Over the years, NPLs have become risky for the Microfinance sector, with institutions under the sector highlighting that they have been facing challenges in trying to recover from the toxic loans.

An earlier study the Reserve Bank of Malawi (RBM) indicated that NPLs in the sector were also high largely due to the decrease in gross loans. 

University of Malawi’s Chancellor College economics professor Ben Kaluwa in an interview observed that the trend is likely to continue as the economic environment remains depressed and people are not generating enough income.

“NPLs have indeed become for MFIs. These are the loans that people who took some time back, but were stressed and did not service them.

“Now that the economy is depressed with the Covid-19 pandemic, the trend in non-performing loans will, therefore, continue for now and only taper once the economic environments improves for the better,” he said.

The report further shows that deposit taking subsector recorded a loss of K414.3 million as at June 2020 from a profit of K256.6 million recorded in June 2019.

“The loss was largely on account of a decrease in interest income as a result of  the increase in non-performing loans.

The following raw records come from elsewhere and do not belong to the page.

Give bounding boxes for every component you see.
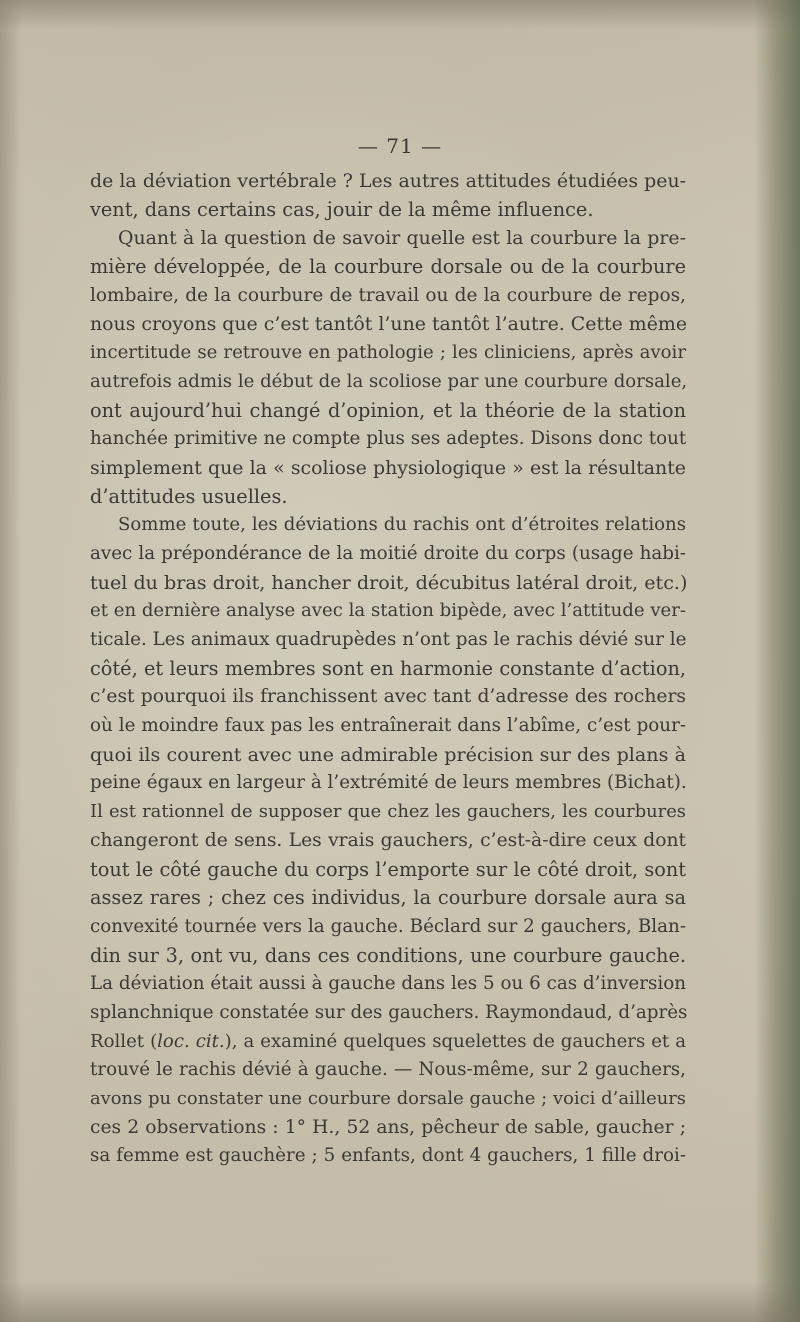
text-line: convexité tournée vers la gauche. Béclard sur 2 gauchers, Blan- [90, 915, 686, 937]
text-line: avec la prépondérance de la moitié droite du corps (usage habi- [90, 542, 686, 564]
text-line: ont aujourd’hui changé d’opinion, et la théorie de la station [90, 398, 686, 422]
text-line: din sur 3, ont vu, dans ces conditions, une courbure gauche. [90, 943, 686, 967]
text-line: avons pu constater une courbure dorsale gauche ; voici d’ailleurs [90, 1088, 686, 1109]
page-top-shadow [0, 0, 800, 30]
text-line: où le moindre faux pas les entraînerait dans l’abîme, c’est pour- [90, 715, 686, 737]
text-line: c’est pourquoi ils franchissent avec tant d’adresse des rochers [90, 686, 686, 708]
text-line: côté, et leurs membres sont en harmonie constante d’action, [90, 656, 686, 680]
text-line: et en dernière analyse avec la station bipède, avec l’attitude ver- [90, 600, 687, 622]
text-line: d’attitudes usuelles. [90, 484, 288, 508]
text-line: ticale. Les animaux quadrupèdes n’ont pas le rachis dévié sur le [90, 629, 687, 650]
text-line: peine égaux en largeur à l’extrémité de leurs membres (Bichat). [90, 772, 687, 794]
text-line: assez rares ; chez ces individus, la courbure dorsale aura sa [90, 886, 686, 910]
text-line: changeront de sens. Les vrais gauchers, c’est-à-dire ceux dont [90, 829, 686, 851]
text-line: vent, dans certains cas, jouir de la même influence. [90, 197, 594, 221]
text-line: trouvé le rachis dévié à gauche. — Nous-même, sur 2 gauchers, [90, 1059, 686, 1081]
text-line: Il est rationnel de supposer que chez les gauchers, les courbures [90, 801, 686, 823]
text-line-with-citation [90, 1028, 686, 1057]
text-line: hanchée primitive ne compte plus ses adeptes. Disons donc tout [90, 428, 687, 450]
text-line: ces 2 observations : 1° H., 52 ans, pêcheur de sable, gaucher ; [90, 1116, 686, 1138]
text-line: sa femme est gauchère ; 5 enfants, dont 4 gauchers, 1 fille droi- [90, 1145, 686, 1167]
text-line: tuel du bras droit, hancher droit, décubitus latéral droit, etc.) [90, 570, 688, 594]
text-line: quoi ils courent avec une admirable précision sur des plans à [90, 742, 686, 766]
text-line: splanchnique constatée sur des gauchers. Raymondaud, d’après [90, 1001, 688, 1023]
text-line: lombaire, de la courbure de travail ou de la courbure de repos, [90, 284, 686, 306]
text-line: tout le côté gauche du corps l’emporte sur le côté droit, sont [90, 857, 686, 881]
text-line: de la déviation vertébrale ? Les autres attitudes étudiées peu- [90, 170, 686, 192]
page-right-edge-stain [754, 0, 800, 1322]
page-left-shadow [0, 0, 22, 1322]
page-bottom-shadow [0, 1282, 800, 1322]
text-line: nous croyons que c’est tantôt l’une tantôt l’autre. Cette même [90, 313, 687, 336]
text-fragment: Rollet ( [90, 1030, 158, 1052]
text-line: simplement que la « scoliose physiologique » est la résultante [90, 456, 686, 479]
text-fragment: ), a examiné quelques squelettes de gauchers et a [224, 1030, 686, 1052]
page-number: — 71 — [357, 134, 443, 158]
body-text [90, 167, 686, 1171]
text-line: Quant à la question de savoir quelle est la courbure la pre- [118, 227, 686, 250]
citation-italic: loc. cit. [157, 1030, 225, 1052]
text-line: mière développée, de la courbure dorsale ou de la courbure [90, 255, 686, 279]
text-line: autrefois admis le début de la scoliose par une courbure dorsale, [90, 370, 688, 392]
text-line: Somme toute, les déviations du rachis ont d’étroites relations [118, 514, 686, 536]
text-line: incertitude se retrouve en pathologie ; les cliniciens, après avoir [90, 342, 686, 364]
text-line: La déviation était aussi à gauche dans les 5 ou 6 cas d’inversion [90, 973, 686, 995]
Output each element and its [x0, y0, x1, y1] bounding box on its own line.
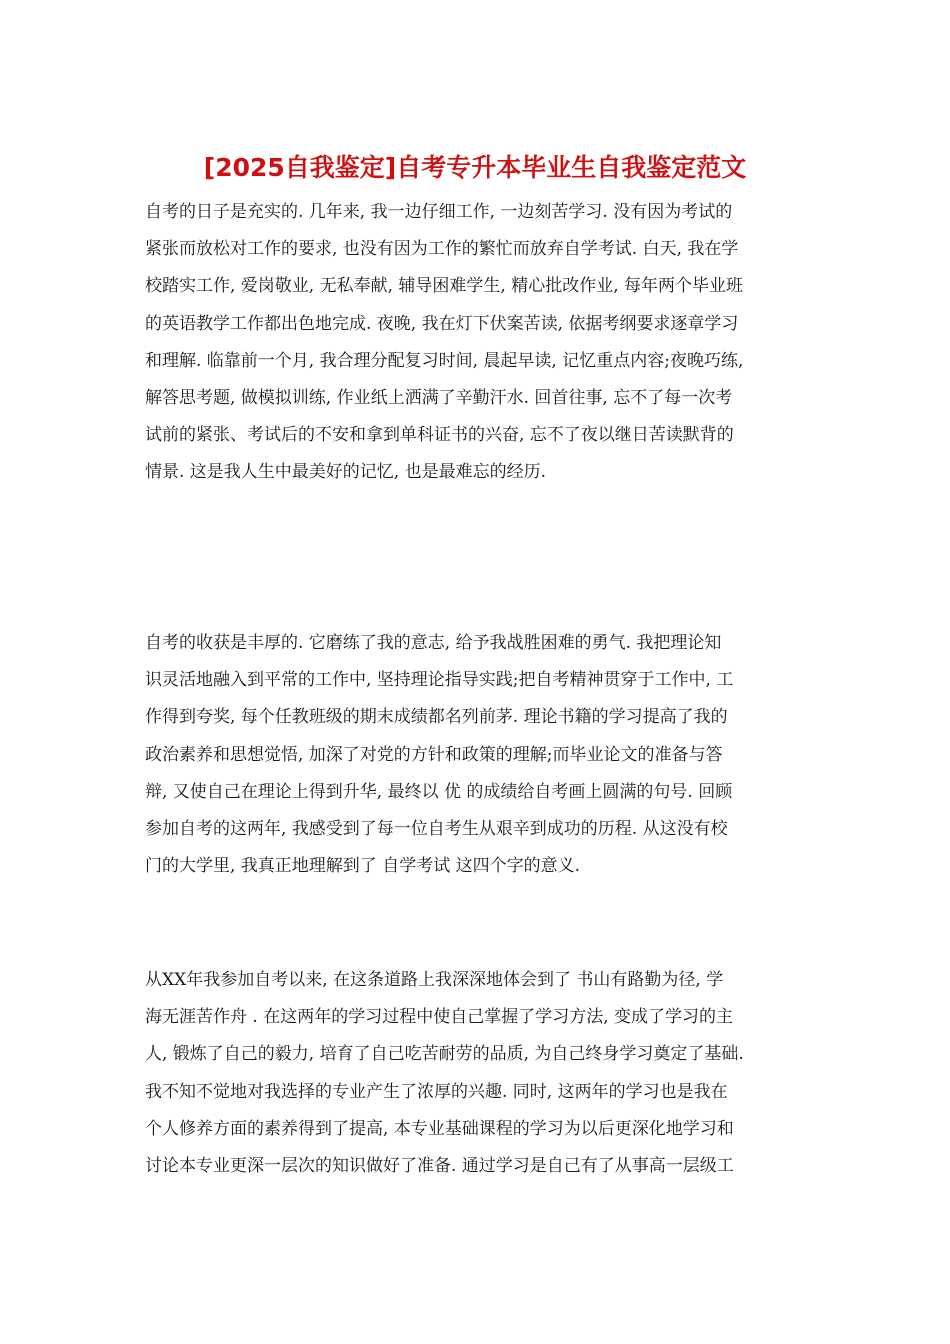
paragraph-line: 试前的紧张、考试后的不安和拿到单科证书的兴奋, 忘不了夜以继日苦读默背的	[145, 425, 734, 446]
paragraph-line: 政治素养和思想觉悟, 加深了对党的方针和政策的理解;而毕业论文的准备与答	[145, 744, 723, 765]
paragraph-line: 自考的日子是充实的. 几年来, 我一边仔细工作, 一边刻苦学习. 没有因为考试的	[145, 202, 733, 222]
paragraph-line: 参加自考的这两年, 我感受到了每一位自考生从艰辛到成功的历程. 从这没有校	[145, 819, 728, 840]
paragraph-line: 个人修养方面的素养得到了提高, 本专业基础课程的学习为以后更深化地学习和	[145, 1118, 734, 1139]
paragraph-line: 识灵活地融入到平常的工作中, 坚持理论指导实践;把自考精神贯穿于工作中, 工	[145, 670, 734, 691]
paragraph-1	[145, 194, 815, 492]
paragraph-3	[145, 962, 815, 1185]
paragraph-line: 和理解. 临靠前一个月, 我合理分配复习时间, 晨起早读, 记忆重点内容;夜晚巧练,	[145, 350, 744, 371]
paragraph-line: 的英语教学工作都出色地完成. 夜晚, 我在灯下伏案苦读, 依据考纲要求逐章学习	[145, 313, 739, 334]
paragraph-line: 海无涯苦作舟 . 在这两年的学习过程中使自己掌握了学习方法, 变成了学习的主	[145, 1007, 734, 1028]
paragraph-line: 校踏实工作, 爱岗敬业, 无私奉献, 辅导困难学生, 精心批改作业, 每年两个毕业班	[145, 276, 744, 297]
paragraph-line: 紧张而放松对工作的要求, 也没有因为工作的繁忙而放弃自学考试. 白天, 我在学	[145, 239, 739, 260]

Consequently, return on assets and return on equity for deposit taking microfinance decreased to -2 percent and -6.2 percent as at June 2020 from two percent and six percent as at June 2019, respectively,” reads the report. 

The sector however registered satisfactory capital levels for deposit taking which were recorded above the minimum regulatory capital requirement of K250 million.

Total equity in the subsector increased to K6.7 billion as at June 2020 from K6 billion as at December 2019, mainly due to a new entrant in the subsector thereby increasing the number of institutions from two to three during the review.